Data Quality and Preparation
Exploratory Data Analysis (EDA)
There are a number of powerful tools like Pandas Profiling and SweetViz that can make EDA fast and repeatable.
Pandas Profiling
Pandas Profiling is an automated EDA tool that generates rich HTML reports from pandas dataframes. It can be a very nice way to show early progress to a customer when doing data engineering.
SweetViz
SweetViz is a visualisation tool for Python that generates comparisons of data frames. The primary use case is comparison of test and train sets to ensure that they are similar but it could be used for other purposes such as comparing annotated data from different sources.
Assessing Data Quality
One of the biggest difficulties with ML is dealing with messy data. This is a common and reoccurring problem.
CleanLab
CleanLab is a product that attempts to use statistical methods to clean up data and labels. I need to read more about exactly how it works.
They have some tutorials on how to use their system to clean up text for processing here
Variance
Variance essentially refers to how spread out your data is relative to its mean.
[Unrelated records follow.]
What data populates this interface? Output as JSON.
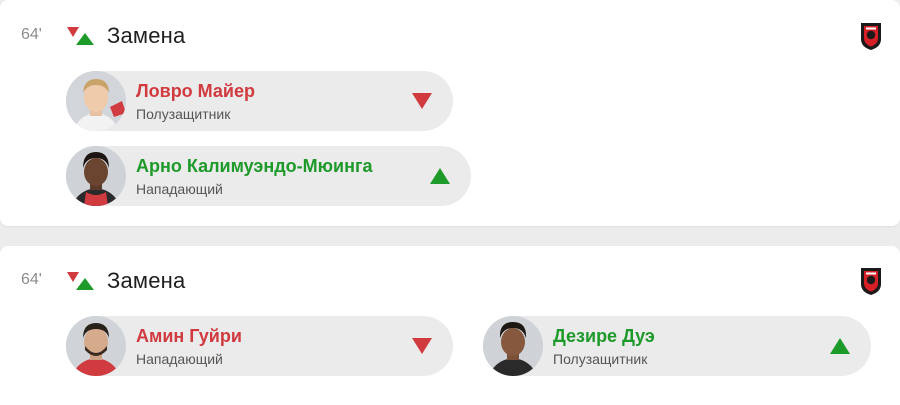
{
  "events": [
    {
      "minute": "64'",
      "title": "Замена",
      "team_crest_icon": "stade-rennais-crest-icon",
      "player_out": {
        "name": "Ловро Майер",
        "position": "Полузащитник",
        "arrow_icon": "arrow-down-red-icon",
        "color": "#d13a3f"
      },
      "player_in": {
        "name": "Арно Калимуэндо-Мюинга",
        "position": "Нападающий",
        "arrow_icon": "arrow-up-green-icon",
        "color": "#1d9a2a"
      }
    },
    {
      "minute": "64'",
      "title": "Замена",
      "team_crest_icon": "stade-rennais-crest-icon",
      "player_out": {
        "name": "Амин Гуйри",
        "position": "Нападающий",
        "arrow_icon": "arrow-down-red-icon",
        "color": "#d13a3f"
      },
      "player_in": {
        "name": "Дезире Дуэ",
        "position": "Полузащитник",
        "arrow_icon": "arrow-up-green-icon",
        "color": "#1d9a2a"
      }
    }
  ]
}
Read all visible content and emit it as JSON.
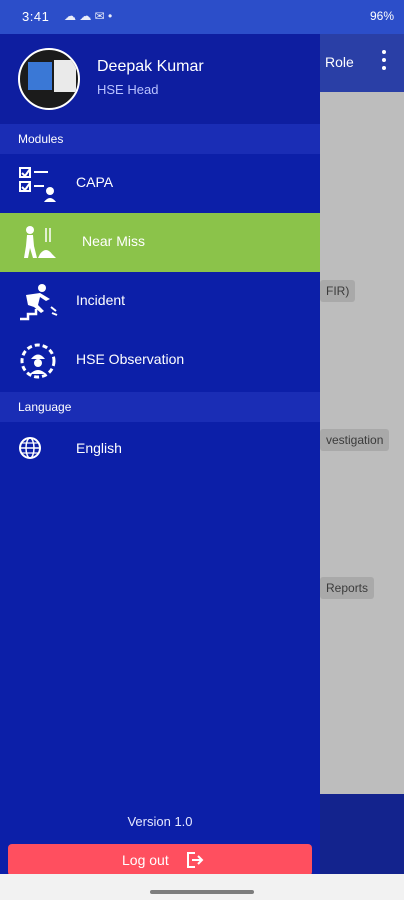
{
  "status_bar": {
    "time": "3:41",
    "left_icons": "☁ ☁ ✉ •",
    "right_text": "96%"
  },
  "background": {
    "header_text": "Role",
    "chips": [
      "FIR)",
      "vestigation",
      "Reports"
    ]
  },
  "profile": {
    "name": "Deepak Kumar",
    "role": "HSE Head"
  },
  "sections": {
    "modules": "Modules",
    "language": "Language"
  },
  "menu": {
    "capa": "CAPA",
    "near_miss": "Near Miss",
    "incident": "Incident",
    "hse_observation": "HSE Observation",
    "english": "English"
  },
  "footer": {
    "version": "Version 1.0",
    "logout": "Log out"
  },
  "colors": {
    "drawer": "#0c1fa8",
    "active": "#8bc34a",
    "logout": "#ff4f5f",
    "statusbar": "#2c4ec9"
  }
}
In the diagram the red distribution has low variance and the blue distribution has high variance.
In finance a probability distribution with high variance is typically seen as more risky (historical events have been very widely spread which implies that there is more chance that future events are more likely to fall across a much wider range).
Effects of Variance on ML Training Data
Data with high variance leads to less sensitive models and vice versa. This is really nicely illustrated in this blog post (mirror)
Effects of Variance on Machine Learning Models
Models with a high degree of variance (often strongly tied to the number of parameters in the model) often fit better to training data but struggle to generalise to test data and vice versa.